On Tuesday, Psaki did seem to suggest that Biden will call on the private sector to institute more vaccine mandates. Major corporations such as Facebook, Google and Citigroup have already announced vaccination requirements.
“I will note that we’ve seen that there are a range of ways that we have increased vaccinations across the country, or vaccinations have increased, I should say. One of them is private sector companies mandating in different capacities that their employees get vaccinated. Or certain school districts mandate,” Psaki said.
Biden previewed some of what he planned to say when he spoke about the August jobs numbers, which were much lower than predicted.
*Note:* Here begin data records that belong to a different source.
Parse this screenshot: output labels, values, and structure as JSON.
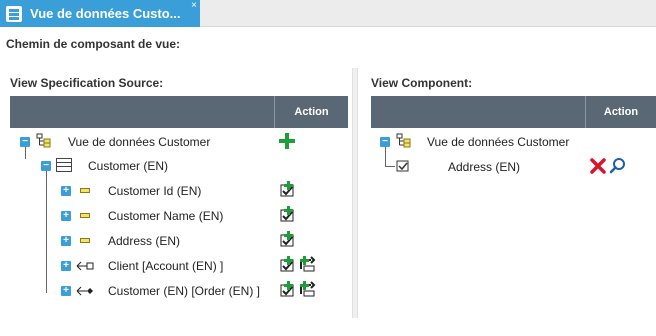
{
  "tab": {
    "title": "Vue de données Custo...",
    "close": "×"
  },
  "page": {
    "section_title": "Chemin de composant de vue:"
  },
  "left": {
    "label": "View Specification Source:",
    "action_header": "Action",
    "rows": [
      {
        "text": "Vue de données Customer",
        "expander": "−"
      },
      {
        "text": "Customer (EN)",
        "expander": "−"
      },
      {
        "text": "Customer Id (EN)",
        "expander": "+"
      },
      {
        "text": "Customer Name (EN)",
        "expander": "+"
      },
      {
        "text": "Address (EN)",
        "expander": "+"
      },
      {
        "text": "Client [Account (EN) ]",
        "expander": "+"
      },
      {
        "text": "Customer (EN)  [Order (EN) ]",
        "expander": "+"
      }
    ]
  },
  "right": {
    "label": "View Component:",
    "action_header": "Action",
    "rows": [
      {
        "text": "Vue de données Customer",
        "expander": "−"
      },
      {
        "text": "Address (EN)"
      }
    ]
  },
  "colors": {
    "accent": "#3a9fd9",
    "header": "#5a6774",
    "add": "#1f9d3a",
    "delete": "#d9142a",
    "search": "#1f5fa8"
  },
  "icons": {
    "tab": "list-icon",
    "add": "plus-icon",
    "add_check": "check-add-icon",
    "add_link": "link-add-icon",
    "delete": "delete-icon",
    "search": "magnifier-icon"
  }
}
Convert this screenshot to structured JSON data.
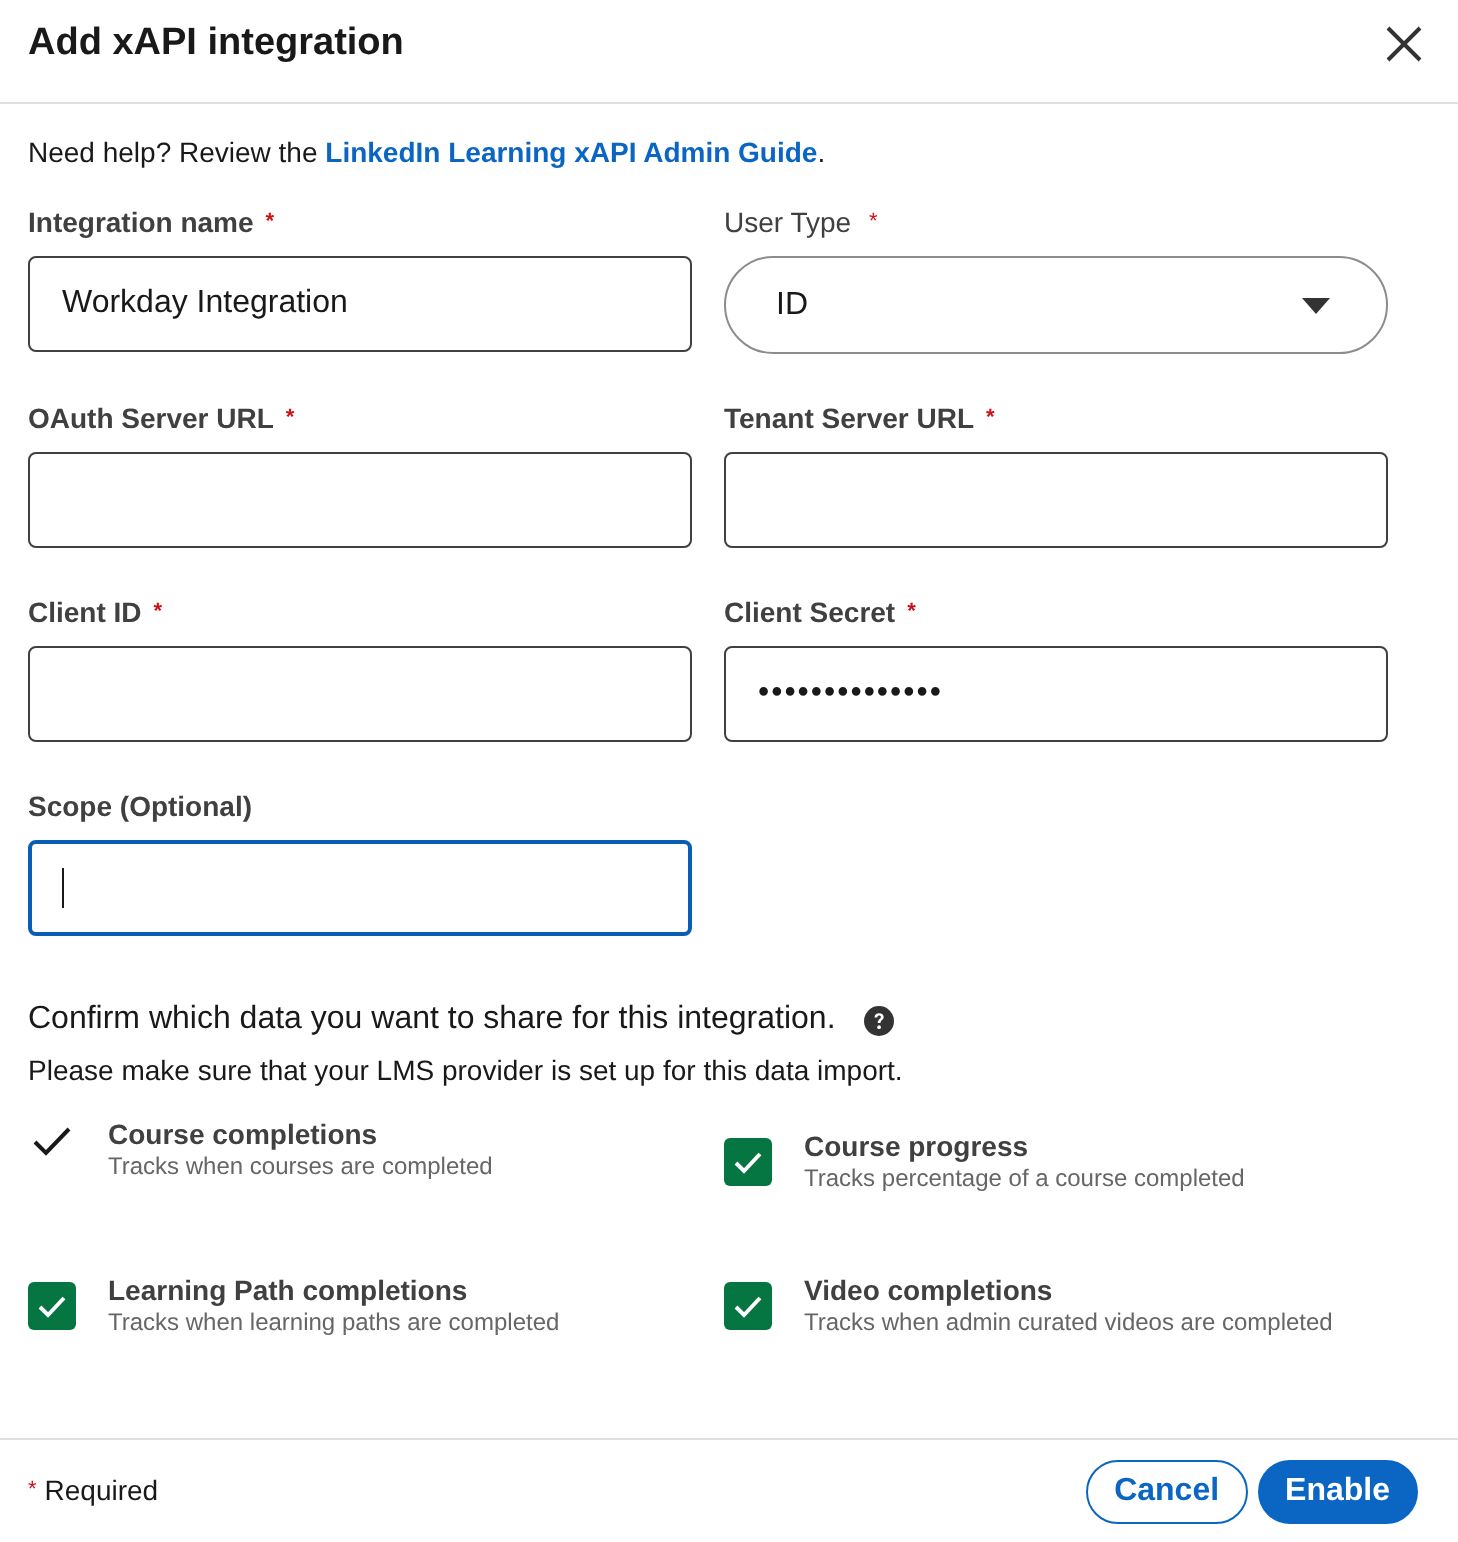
{
  "dialog": {
    "title": "Add xAPI integration"
  },
  "help": {
    "text": "Need help? Review the ",
    "link": "LinkedIn Learning xAPI Admin Guide",
    "suffix": "."
  },
  "fields": [
    {
      "kind": "text",
      "label": "Integration name",
      "mark": "*",
      "value": "Workday Integration"
    },
    {
      "kind": "select",
      "label": "User Type",
      "mark": "*",
      "value": "ID"
    },
    {
      "kind": "text",
      "label": "OAuth Server URL",
      "mark": "*"
    },
    {
      "kind": "text",
      "label": "Tenant Server URL",
      "mark": "*"
    },
    {
      "kind": "text",
      "label": "Client ID",
      "mark": "*"
    },
    {
      "kind": "password",
      "label": "Client Secret",
      "mark": "*",
      "value": "••••••••••••••"
    },
    {
      "kind": "text",
      "label": "Scope (Optional)",
      "focused": true
    }
  ],
  "data_sharing": {
    "heading": "Confirm which data you want to share for this integration.",
    "note": "Please make sure that your LMS provider is set up for this data import.",
    "options": [
      {
        "kind": "fixed",
        "title": "Course completions",
        "description": "Tracks when courses are completed",
        "checked": true
      },
      {
        "kind": "checkbox",
        "title": "Course progress",
        "description": "Tracks percentage of a course completed",
        "checked": true
      },
      {
        "kind": "checkbox",
        "title": "Learning Path completions",
        "description": "Tracks when learning paths are completed",
        "checked": true
      },
      {
        "kind": "checkbox",
        "title": "Video completions",
        "description": "Tracks when admin curated videos are completed",
        "checked": true
      }
    ]
  },
  "footer": {
    "mark": "*",
    "required_note": "Required",
    "buttons": [
      {
        "kind": "secondary",
        "label": "Cancel"
      },
      {
        "kind": "primary",
        "label": "Enable"
      }
    ]
  }
}
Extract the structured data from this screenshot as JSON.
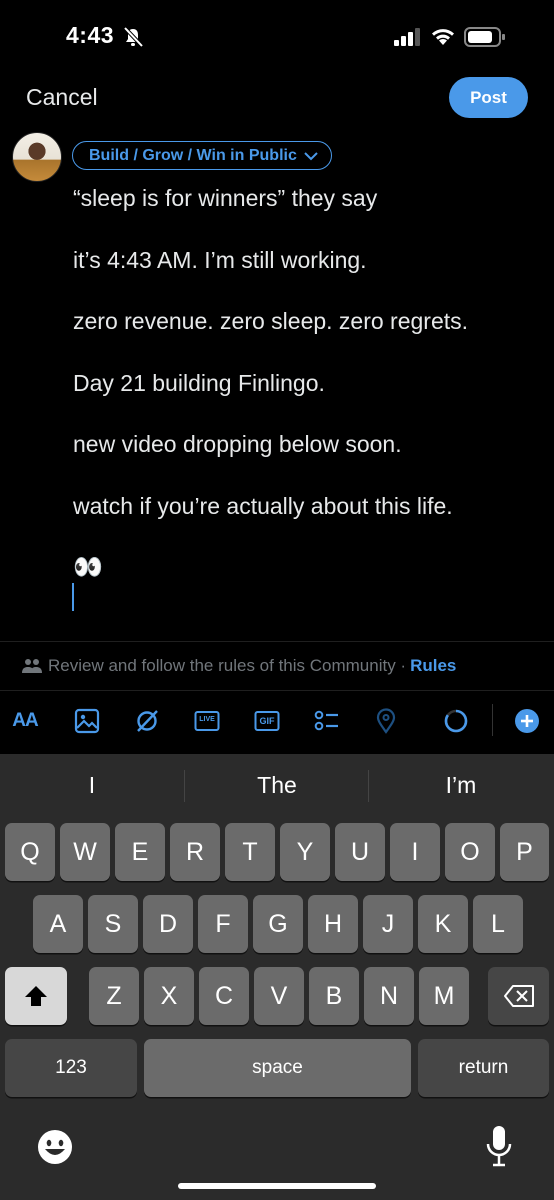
{
  "status_bar": {
    "time": "4:43"
  },
  "top_bar": {
    "cancel_label": "Cancel",
    "post_label": "Post"
  },
  "community": {
    "name": "Build / Grow / Win in Public"
  },
  "post": {
    "lines": [
      "“sleep is for winners” they say",
      "it’s 4:43 AM. I’m still working.",
      "zero revenue. zero sleep. zero regrets.",
      "Day 21 building Finlingo.",
      "new video dropping below soon.",
      "watch if you’re actually about this life."
    ],
    "emoji": "👀"
  },
  "rules_bar": {
    "text": "Review and follow the rules of this Community ·",
    "link": "Rules"
  },
  "toolbar": {
    "text_size_label": "AA",
    "live_label": "LIVE",
    "gif_label": "GIF"
  },
  "keyboard": {
    "suggestions": [
      "I",
      "The",
      "I’m"
    ],
    "row1": [
      "Q",
      "W",
      "E",
      "R",
      "T",
      "Y",
      "U",
      "I",
      "O",
      "P"
    ],
    "row2": [
      "A",
      "S",
      "D",
      "F",
      "G",
      "H",
      "J",
      "K",
      "L"
    ],
    "row3": [
      "Z",
      "X",
      "C",
      "V",
      "B",
      "N",
      "M"
    ],
    "numbers_label": "123",
    "space_label": "space",
    "return_label": "return"
  },
  "colors": {
    "accent": "#4a99e9",
    "background": "#000000",
    "keyboard_bg": "#2b2b2b"
  }
}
“There’s no question the delta variant is why today’s jobs report isn’t stronger. I know people were looking, and I was hoping, for a higher number. But next week, I’ll lay out the next steps that are going to — we’re going to need to combat the delta variant, to address some of those fears and concerns,” Biden said Friday.
A recent ABC News/Washington Post poll showed Americans in August souring on Biden’s handling of the pandemic, with his approval rating for his handling or the response dropping 10 points from June, down to 52%
Biden’s remarks are scheduled for just 11 days before the administration is set to begin widely rolling out booster shots of Pfizer on Sept. 20, a process mired by confusion as some public health experts say the data doesn’t yet support the need for boosters.